Ranking horror movies I tried to watch before bolting from the room

January 7, 2022 — by Shannon Ma
Four mainstream horror movies that left a lasting impression on me.
‘A Quiet Place’ and ‘The Conjuring’ deserve the critical praise they’ve received.

The screen goes pitch black, matching the darkness of the theater, and the silence is so jarring one could hear a pin drop. Then, a deafening roar makes the hair on my neck stand, and a life-size doll with a knife in hand lurches at me through the screen. My shrieks of terror bounce off the walls of the movie theater.

Some movie-watchers thrive on these experiences of blood-curdling adrenaline, but not me. I’ve only ever sat through one complete horror movie in my entire life. Innumerable times, I’ve endured about 20 minutes before sprinting out of a friend’s living room feeling either overwhelmed with horror or revolted by an idiotic plot. But do not underestimate the number of key insights that those 20 minutes can tell me.

Here I present my expert opinion, outshining Rotten Tomatoes by miles, on four of the most mainstream horror films ranked first to worst.


1. “A Quiet Place” (2018)

If anyone thought a movie consisting almost entirely of silence would not work as horror, John Krasinski, who directed and acted in “A Quiet Place,” proved them absolutely wrong. 

In a world where sound provokes enormous underground creatures to pop out and elicit deadly strikes, the Abbott family, consisting of a father, mother, their deaf daughter and their younger son, embark on a journey to seek refuge and find a way to fight the monsters back. Just one fate-determining challenge: being silent the entire time.

 If I were a director and knew a movie revolving around the concept of silence would turn out this masterfully, I’d make all my movies with purely diegetic sound. The extreme feeling of suspense that the silence creates, accompanied with engaging visuals on screen, deftly communicates the story and keeps viewers engrossed. 

Furthermore, the cast is filled with talented stars who act powerfully: Krasinski, Emily Blunt, Noah Jupe and — most outstanding of all — deaf actress Millicent Simmons, who deftly played a deaf character in the movie. 

As I watched the movie, I was so intrigued by the plot that I forgot I was watching a horror movie. Instead of intentionally incorporating a lame abundance of jump-scares, as if to scream at the audience — “Hey!

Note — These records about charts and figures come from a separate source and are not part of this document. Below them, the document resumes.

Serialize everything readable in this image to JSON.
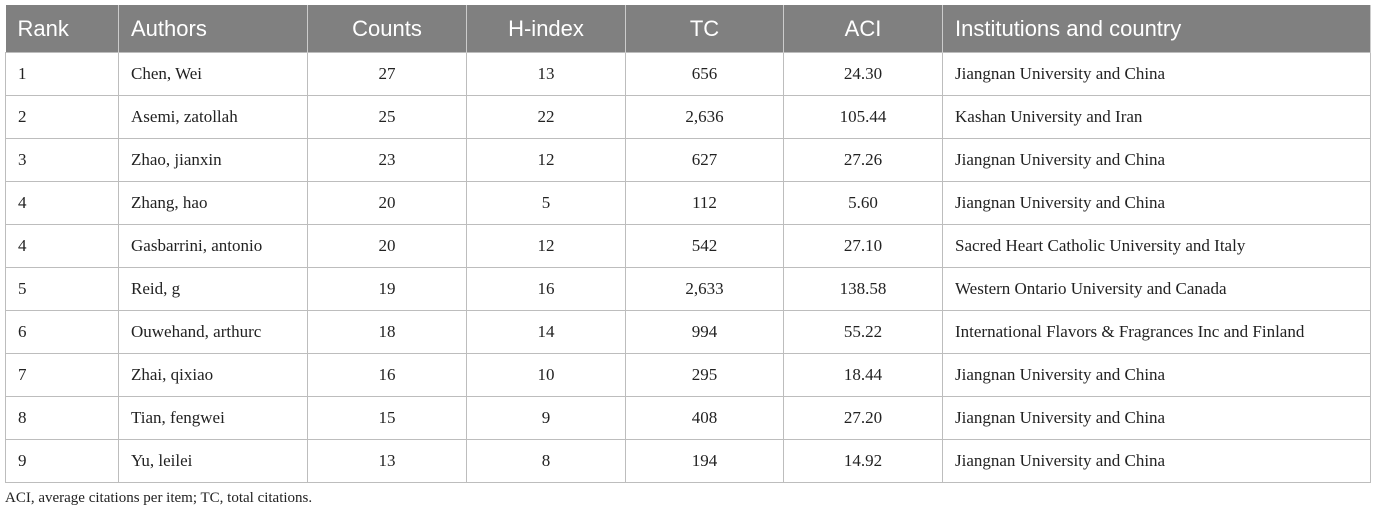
{
  "table": {
    "header": [
      "Rank",
      "Authors",
      "Counts",
      "H-index",
      "TC",
      "ACI",
      "Institutions and country"
    ],
    "rows": [
      [
        "1",
        "Chen, Wei",
        "27",
        "13",
        "656",
        "24.30",
        "Jiangnan University and China"
      ],
      [
        "2",
        "Asemi, zatollah",
        "25",
        "22",
        "2,636",
        "105.44",
        "Kashan University and Iran"
      ],
      [
        "3",
        "Zhao, jianxin",
        "23",
        "12",
        "627",
        "27.26",
        "Jiangnan University and China"
      ],
      [
        "4",
        "Zhang, hao",
        "20",
        "5",
        "112",
        "5.60",
        "Jiangnan University and China"
      ],
      [
        "4",
        "Gasbarrini, antonio",
        "20",
        "12",
        "542",
        "27.10",
        "Sacred Heart Catholic University and Italy"
      ],
      [
        "5",
        "Reid, g",
        "19",
        "16",
        "2,633",
        "138.58",
        "Western Ontario University and Canada"
      ],
      [
        "6",
        "Ouwehand, arthurc",
        "18",
        "14",
        "994",
        "55.22",
        "International Flavors & Fragrances Inc and Finland"
      ],
      [
        "7",
        "Zhai, qixiao",
        "16",
        "10",
        "295",
        "18.44",
        "Jiangnan University and China"
      ],
      [
        "8",
        "Tian, fengwei",
        "15",
        "9",
        "408",
        "27.20",
        "Jiangnan University and China"
      ],
      [
        "9",
        "Yu, leilei",
        "13",
        "8",
        "194",
        "14.92",
        "Jiangnan University and China"
      ]
    ],
    "footnote": "ACI, average citations per item; TC, total citations."
  }
}
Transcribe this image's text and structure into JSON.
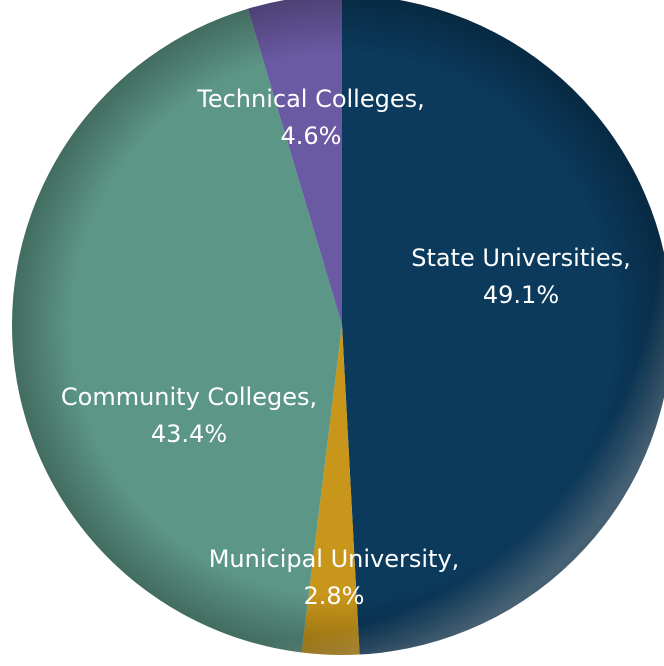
{
  "chart_data": {
    "type": "pie",
    "title": "",
    "label_color": "#ffffff",
    "slices": [
      {
        "label": "State Universities,",
        "value_text": "49.1%",
        "value": 49.1,
        "color": "#0b3a5c"
      },
      {
        "label": "Municipal University,",
        "value_text": "2.8%",
        "value": 2.8,
        "color": "#c8961a"
      },
      {
        "label": "Community Colleges,",
        "value_text": "43.4%",
        "value": 43.4,
        "color": "#5c9686"
      },
      {
        "label": "Technical Colleges,",
        "value_text": "4.6%",
        "value": 4.6,
        "color": "#6a5aa3"
      }
    ]
  }
}
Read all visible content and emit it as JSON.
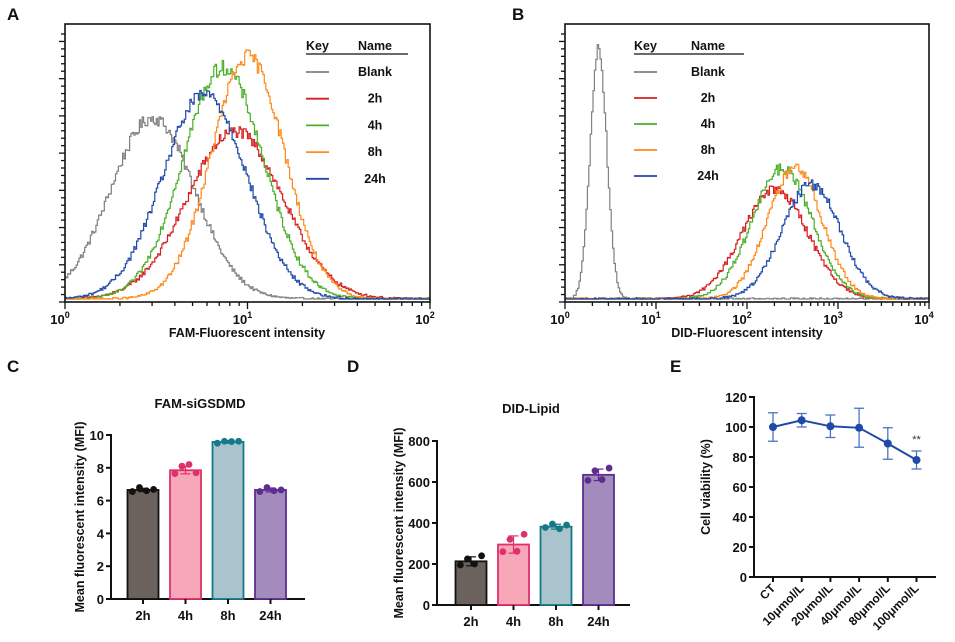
{
  "figure": {
    "panels": [
      "A",
      "B",
      "C",
      "D",
      "E"
    ]
  },
  "chart_data": [
    {
      "panel": "A",
      "type": "line",
      "title": "",
      "xlabel": "FAM-Fluorescent intensity",
      "ylabel": "",
      "xscale": "log",
      "xlim": [
        1,
        100
      ],
      "x_tick_labels": [
        {
          "base": "10",
          "exp": "0"
        },
        {
          "base": "10",
          "exp": "1"
        },
        {
          "base": "10",
          "exp": "2"
        }
      ],
      "legend": {
        "placement": "top-right",
        "header": {
          "key": "Key",
          "name": "Name"
        },
        "entries": [
          "Blank",
          "2h",
          "4h",
          "8h",
          "24h"
        ]
      },
      "series": [
        {
          "name": "Blank",
          "color": "#808080",
          "peak_x": 3.0,
          "relative_peak": 0.68,
          "log_sd": 0.23
        },
        {
          "name": "2h",
          "color": "#d62020",
          "peak_x": 8.5,
          "relative_peak": 0.63,
          "log_sd": 0.26
        },
        {
          "name": "4h",
          "color": "#4caf2a",
          "peak_x": 7.3,
          "relative_peak": 0.87,
          "log_sd": 0.22
        },
        {
          "name": "8h",
          "color": "#ff8a1c",
          "peak_x": 10.0,
          "relative_peak": 0.91,
          "log_sd": 0.2
        },
        {
          "name": "24h",
          "color": "#1f4aa8",
          "peak_x": 5.8,
          "relative_peak": 0.77,
          "log_sd": 0.23
        }
      ]
    },
    {
      "panel": "B",
      "type": "line",
      "title": "",
      "xlabel": "DID-Fluorescent intensity",
      "ylabel": "",
      "xscale": "log",
      "xlim": [
        1,
        10000
      ],
      "x_tick_labels": [
        {
          "base": "10",
          "exp": "0"
        },
        {
          "base": "10",
          "exp": "1"
        },
        {
          "base": "10",
          "exp": "2"
        },
        {
          "base": "10",
          "exp": "3"
        },
        {
          "base": "10",
          "exp": "4"
        }
      ],
      "legend": {
        "placement": "top-left",
        "header": {
          "key": "Key",
          "name": "Name"
        },
        "entries": [
          "Blank",
          "2h",
          "4h",
          "8h",
          "24h"
        ]
      },
      "series": [
        {
          "name": "Blank",
          "color": "#808080",
          "peak_x": 2.3,
          "relative_peak": 0.95,
          "log_sd": 0.09
        },
        {
          "name": "2h",
          "color": "#d62020",
          "peak_x": 200,
          "relative_peak": 0.41,
          "log_sd": 0.36
        },
        {
          "name": "4h",
          "color": "#4caf2a",
          "peak_x": 240,
          "relative_peak": 0.49,
          "log_sd": 0.33
        },
        {
          "name": "8h",
          "color": "#ff8a1c",
          "peak_x": 330,
          "relative_peak": 0.49,
          "log_sd": 0.3
        },
        {
          "name": "24h",
          "color": "#1f4aa8",
          "peak_x": 500,
          "relative_peak": 0.43,
          "log_sd": 0.32
        }
      ]
    },
    {
      "panel": "C",
      "type": "bar",
      "title": "FAM-siGSDMD",
      "xlabel": "",
      "ylabel": "Mean fluorescent intensity (MFI)",
      "ylim": [
        0,
        10
      ],
      "y_ticks": [
        0,
        2,
        4,
        6,
        8,
        10
      ],
      "categories": [
        "2h",
        "4h",
        "8h",
        "24h"
      ],
      "values": [
        6.65,
        7.85,
        9.58,
        6.65
      ],
      "errors": [
        0.1,
        0.22,
        0.08,
        0.12
      ],
      "points": [
        [
          6.55,
          6.8,
          6.6,
          6.68
        ],
        [
          7.65,
          8.1,
          8.2,
          7.7
        ],
        [
          9.5,
          9.62,
          9.6,
          9.62
        ],
        [
          6.55,
          6.8,
          6.6,
          6.65
        ]
      ],
      "fill_colors": [
        "#6b625d",
        "#f7a7b7",
        "#a9c4cc",
        "#a48bbd"
      ],
      "edge_colors": [
        "#111111",
        "#e0306c",
        "#157a88",
        "#5e2d8f"
      ],
      "point_colors": [
        "#111111",
        "#e0306c",
        "#157a88",
        "#5e2d8f"
      ]
    },
    {
      "panel": "D",
      "type": "bar",
      "title": "DID-Lipid",
      "xlabel": "",
      "ylabel": "Mean fluorescent intensity (MFI)",
      "ylim": [
        0,
        800
      ],
      "y_ticks": [
        0,
        200,
        400,
        600,
        800
      ],
      "categories": [
        "2h",
        "4h",
        "8h",
        "24h"
      ],
      "values": [
        213,
        295,
        382,
        635
      ],
      "errors": [
        22,
        42,
        12,
        28
      ],
      "points": [
        [
          195,
          225,
          200,
          240
        ],
        [
          260,
          320,
          262,
          345
        ],
        [
          378,
          395,
          372,
          390
        ],
        [
          608,
          655,
          612,
          668
        ]
      ],
      "fill_colors": [
        "#6b625d",
        "#f7a7b7",
        "#a9c4cc",
        "#a48bbd"
      ],
      "edge_colors": [
        "#111111",
        "#e0306c",
        "#157a88",
        "#5e2d8f"
      ],
      "point_colors": [
        "#111111",
        "#e0306c",
        "#157a88",
        "#5e2d8f"
      ]
    },
    {
      "panel": "E",
      "type": "line",
      "title": "",
      "xlabel": "",
      "ylabel": "Cell viability (%)",
      "ylim": [
        0,
        120
      ],
      "y_ticks": [
        0,
        20,
        40,
        60,
        80,
        100,
        120
      ],
      "categories": [
        "CT",
        "10μmol/L",
        "20μmol/L",
        "40μmol/L",
        "80μmol/L",
        "100μmol/L"
      ],
      "values": [
        100,
        104.5,
        100.5,
        99.5,
        89,
        78
      ],
      "errors": [
        9.5,
        4.5,
        7.5,
        13,
        10.5,
        6
      ],
      "color": "#1f4aa8",
      "annotations": [
        {
          "category": "100μmol/L",
          "text": "**"
        }
      ]
    }
  ]
}
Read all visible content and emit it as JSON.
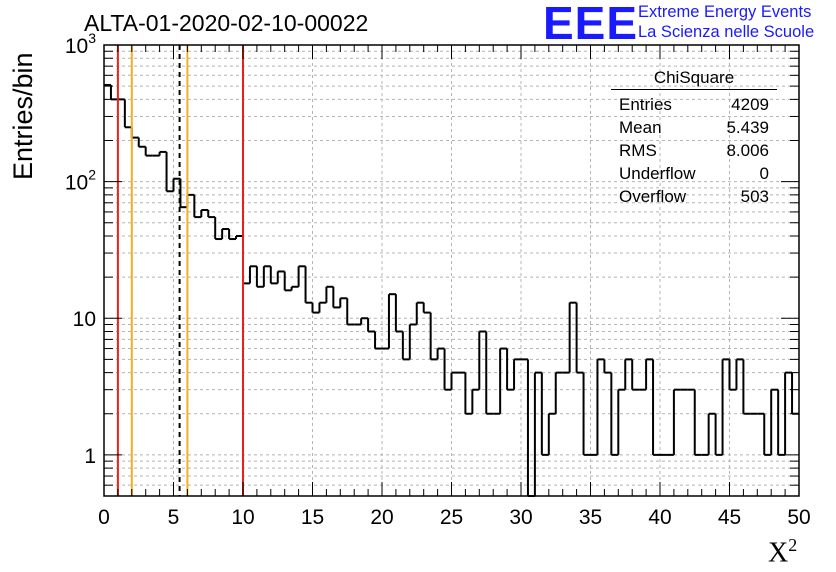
{
  "header": {
    "title": "ALTA-01-2020-02-10-00022",
    "logo_letters": "EEE",
    "logo_line1": "Extreme Energy Events",
    "logo_line2": "La Scienza nelle Scuole"
  },
  "stats_box": {
    "name": "ChiSquare",
    "rows": [
      {
        "label": "Entries",
        "value": "4209"
      },
      {
        "label": "Mean",
        "value": "5.439"
      },
      {
        "label": "RMS",
        "value": "8.006"
      },
      {
        "label": "Underflow",
        "value": "0"
      },
      {
        "label": "Overflow",
        "value": "503"
      }
    ]
  },
  "chart_data": {
    "type": "histogram",
    "title": "ALTA-01-2020-02-10-00022",
    "xlabel": "X",
    "xlabel_sup": "2",
    "ylabel": "Entries/bin",
    "xlim": [
      0,
      50
    ],
    "ylim": [
      0.5,
      1000
    ],
    "yscale": "log",
    "grid": true,
    "bin_width": 0.5,
    "x_ticks": [
      "0",
      "5",
      "10",
      "15",
      "20",
      "25",
      "30",
      "35",
      "40",
      "45",
      "50"
    ],
    "y_ticks": [
      {
        "value": 1000,
        "base": "10",
        "exp": "3"
      },
      {
        "value": 100,
        "base": "10",
        "exp": "2"
      },
      {
        "value": 10,
        "base": "10",
        "exp": ""
      },
      {
        "value": 1,
        "base": "1",
        "exp": ""
      }
    ],
    "values": [
      510,
      400,
      400,
      250,
      210,
      180,
      155,
      155,
      165,
      85,
      105,
      65,
      80,
      55,
      62,
      55,
      38,
      45,
      38,
      40,
      18,
      24,
      17,
      24,
      18,
      22,
      16,
      17,
      24,
      13,
      11,
      13,
      17,
      12,
      14,
      9,
      9,
      10,
      8,
      6,
      6,
      15,
      8,
      5,
      9,
      13,
      11,
      5,
      6,
      3,
      4,
      4,
      2,
      3,
      8,
      2,
      2,
      6,
      3,
      5,
      5,
      0,
      4,
      1,
      2,
      4,
      4,
      13,
      4,
      1,
      1,
      5,
      4,
      1,
      3,
      5,
      3,
      3,
      5,
      1,
      1,
      1,
      3,
      3,
      3,
      1,
      1,
      2,
      1,
      5,
      3,
      5,
      2,
      2,
      2,
      1,
      3,
      1,
      4,
      2
    ],
    "vertical_lines": [
      {
        "x": 1,
        "color": "#e8221a",
        "style": "solid"
      },
      {
        "x": 2,
        "color": "#f2b01e",
        "style": "solid"
      },
      {
        "x": 5.439,
        "color": "#000000",
        "style": "dashed"
      },
      {
        "x": 6,
        "color": "#f2b01e",
        "style": "solid"
      },
      {
        "x": 10,
        "color": "#e8221a",
        "style": "solid"
      }
    ]
  }
}
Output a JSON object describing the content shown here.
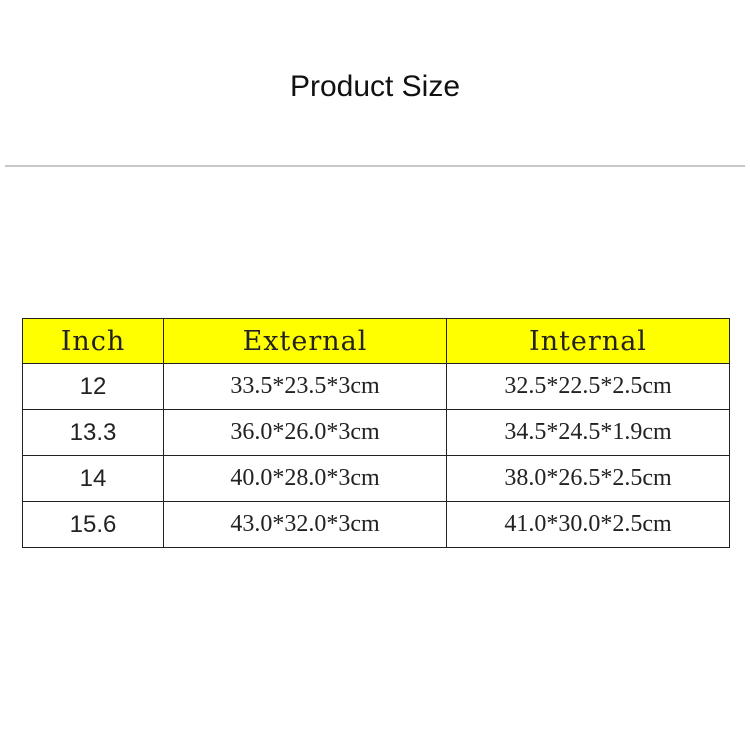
{
  "title": "Product Size",
  "colors": {
    "header_bg": "#ffff00",
    "border": "#222222"
  },
  "table": {
    "headers": [
      "Inch",
      "External",
      "Internal"
    ],
    "rows": [
      [
        "12",
        "33.5*23.5*3cm",
        "32.5*22.5*2.5cm"
      ],
      [
        "13.3",
        "36.0*26.0*3cm",
        "34.5*24.5*1.9cm"
      ],
      [
        "14",
        "40.0*28.0*3cm",
        "38.0*26.5*2.5cm"
      ],
      [
        "15.6",
        "43.0*32.0*3cm",
        "41.0*30.0*2.5cm"
      ]
    ]
  }
}
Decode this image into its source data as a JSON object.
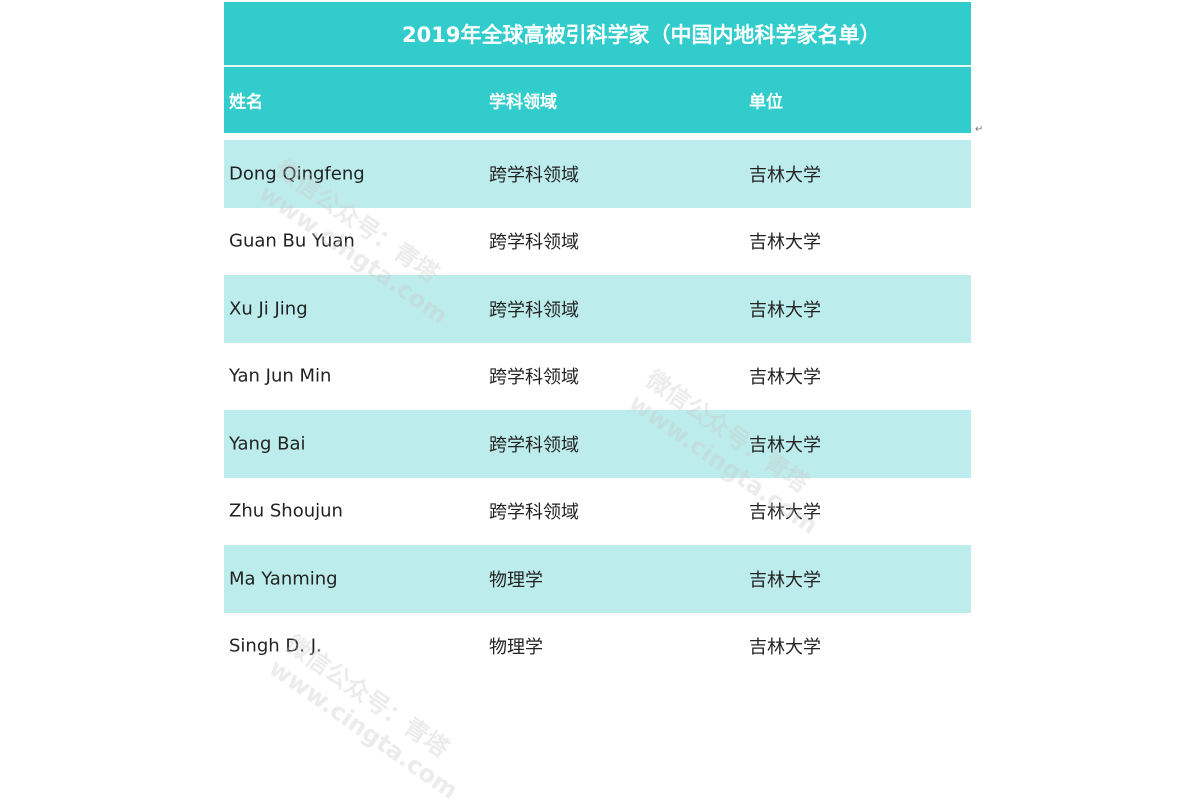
{
  "title": "2019年全球高被引科学家（中国内地科学家名单）",
  "columns": [
    "姓名",
    "学科领域",
    "单位"
  ],
  "rows": [
    [
      "Dong Qingfeng",
      "跨学科领域",
      "吉林大学"
    ],
    [
      "Guan Bu Yuan",
      "跨学科领域",
      "吉林大学"
    ],
    [
      "Xu Ji Jing",
      "跨学科领域",
      "吉林大学"
    ],
    [
      "Yan Jun Min",
      "跨学科领域",
      "吉林大学"
    ],
    [
      "Yang Bai",
      "跨学科领域",
      "吉林大学"
    ],
    [
      "Zhu Shoujun",
      "跨学科领域",
      "吉林大学"
    ],
    [
      "Ma Yanming",
      "物理学",
      "吉林大学"
    ],
    [
      "Singh D. J.",
      "物理学",
      "吉林大学"
    ]
  ],
  "watermark": {
    "line1": "微信公众号：青塔",
    "line2": "www.cingta.com"
  },
  "paragraph_mark": "↵",
  "colors": {
    "header": "#33cccc",
    "alt_row": "#bdecec"
  }
}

You asked for horror, and we delivered!” — “A Quiet Place” only bases horror aspects, such as grotesque visuals and violence, around its strong plot. Needless to say, I ended up actually finishing the movie.


2. “The Conjuring 1” (2013)

Its apprehension-inducing plot and strong visual contrast, thanks to clever screenplay, make “The Conjuring” an overall strong contributor to the genre. In some specific scenes, because of the warm lighting, I genuinely forgot I was viewing a scary film. Similar to “A Quiet Place,” horror aspects revolve around the plot, instead of vice versa, which was a pleasure to see.

However, the buildup to the climax felt 20 years long. You know there’s something wrong the instant you get the urge to fast-forward. Why is the same closet door creaking open for the fifth time? Is something actually going to happen this time? I found myself pondering repeatedly. 


3. “A Quiet Place 2” (2020)

A basic failed sequel. Following the awe-inspiring work of “A Quiet Place,” the prospect of a sequel was announced. People’s hopes were inevitably too high. The movie followed the path of so many other sequels: It fell far short of the original.

Although director Krasinski didn’t fail to maintain the suspense factor that made “A Quiet Place I” shine, the sequel still neglected to provide an interesting resolution to the family finding control over the noise-attacking creatures that haunted them their entire lives. 

Throughout the movie, conflicts and moments of fear are extremely superficial because the plot is so predictable. Oh no, the deaf daughter almost couldn’t get across the river to defeat the creature? Guess what, we know she has to survive and succeed because her family would decease otherwise and the movie wouldn’t have a resolution.


4. “Black Christmas” (2019)

If I was an official movie critic (on second thought, I actually am), I would categorize “Black Christmas” as a comedy instead of as horror. The movie showcases 1.5 hours of a flimsy, misogynistic plot revolving around a college girl who spends the entire film literally walking headfirst into the most obvious signs of danger. She feels threatened by the antagonists — buck-toothed frat boys who believe they are almighty by dressing like vampires and executing fake voodoo magic. 

Poker-face acting is another delight, as well as a myriad of plot holes that are foolish to the point of being entertaining; I believe you should experience them for yourself instead of me spoiling them here.



Horror movies are a risky hit-or-miss; I always say the poorest ones are interchangeably horror and comedy. It is easy for a horror film to cater to the singular goal of scaring the living daylights out of audience members; as a result, films often fall significantly short in key movie aspects such as plotline, acting and overarching message. But no matter where they fall on the spectrum from best to worst, most horror films occupy a spot in your memory long after you finish watching them, even if it’s for only the first 20 minutes.